Education Commissioner Candice McQueen and members of her staff met with reporters to discuss TNReady, which is part of the Tennessee Comprehensive Assessment Program.
TCAP includes achievement tests and end-of-course exams for science, social students, math and English.
Officials said the new test in math and English is designed to "assess true student understanding," not just memorization and test-taking skills.
McQueen noted that 64 percent of first-time Tennessee freshmen have to take remedial coursework at community colleges.
"We know that more of our students need to be ready," she said. "TNReady ... is about readiness to ensure that we don't have a gap in what students are leaving with with their high school diploma, and what they're then entering into once they leave K-12."

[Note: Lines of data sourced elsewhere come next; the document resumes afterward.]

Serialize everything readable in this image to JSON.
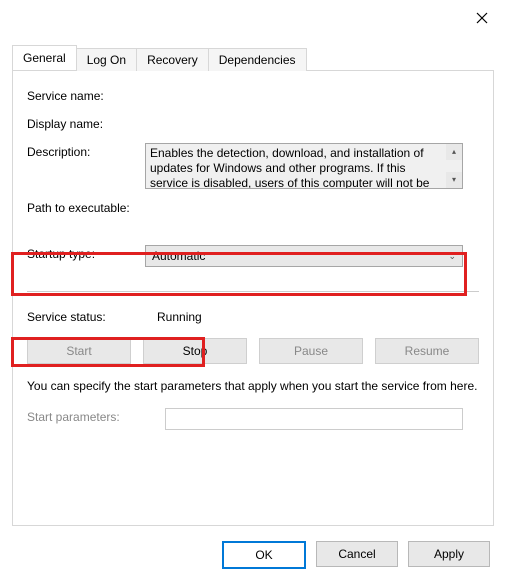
{
  "close_icon": "close",
  "tabs": {
    "items": [
      {
        "label": "General",
        "active": true
      },
      {
        "label": "Log On",
        "active": false
      },
      {
        "label": "Recovery",
        "active": false
      },
      {
        "label": "Dependencies",
        "active": false
      }
    ]
  },
  "labels": {
    "service_name": "Service name:",
    "display_name": "Display name:",
    "description": "Description:",
    "path_exec": "Path to executable:",
    "startup_type": "Startup type:",
    "service_status": "Service status:",
    "start_params": "Start parameters:"
  },
  "description_text": "Enables the detection, download, and installation of updates for Windows and other programs. If this service is disabled, users of this computer will not be",
  "startup_type_value": "Automatic",
  "service_status_value": "Running",
  "service_buttons": {
    "start": "Start",
    "stop": "Stop",
    "pause": "Pause",
    "resume": "Resume"
  },
  "hint": "You can specify the start parameters that apply when you start the service from here.",
  "dialog_buttons": {
    "ok": "OK",
    "cancel": "Cancel",
    "apply": "Apply"
  }
}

Changes to the new test include using "real-life situations" to assess math concepts, and integrating reading and writing skills. For instance, on the English portion, students will be asked to support their answers with "evidence from something they read," and the test will also include both fiction and nonfiction texts.
Another key change, officials said, will be to provide parents with more information about the performance of their child. Parents will see students' strengths, areas of improvement, and suggestions on how to go about those improvements.
Parents also will have an opportunity to talk to a student's teacher, principal, or school district representative.
"As a result of TNReady, teachers, students, parents are going to get much better information about what else needs to be done to make sure those students are ready for the steps after high school," said Teresa Wasson, spokeswoman for the State Collaborative on Reforming Education.
"It's going to measure real-world skills, problem solving, critical thinking."
The new test will also be given online, which officials believe will further help prepare students for life in the real world.
However, Barbara Gray, president of the Tennessee Education Association, the state's largest teachers' union, told The Associated Press in an email later Thursday that teachers are concerned about a "lack of appropriate technology for students to complete the assessment online."
"Many school districts across the state, especially in our rural areas, have poor Internet connections and too few computers to efficiently administer the assessment," she said.
Aside from that, Gray said the new assessment overall should be beneficial.
"It is encouraging that students will now be taking an assessment that goes beyond the fill-in-the-bubble format and requires students to actually show their work, just like their teachers require of them in the classroom every day."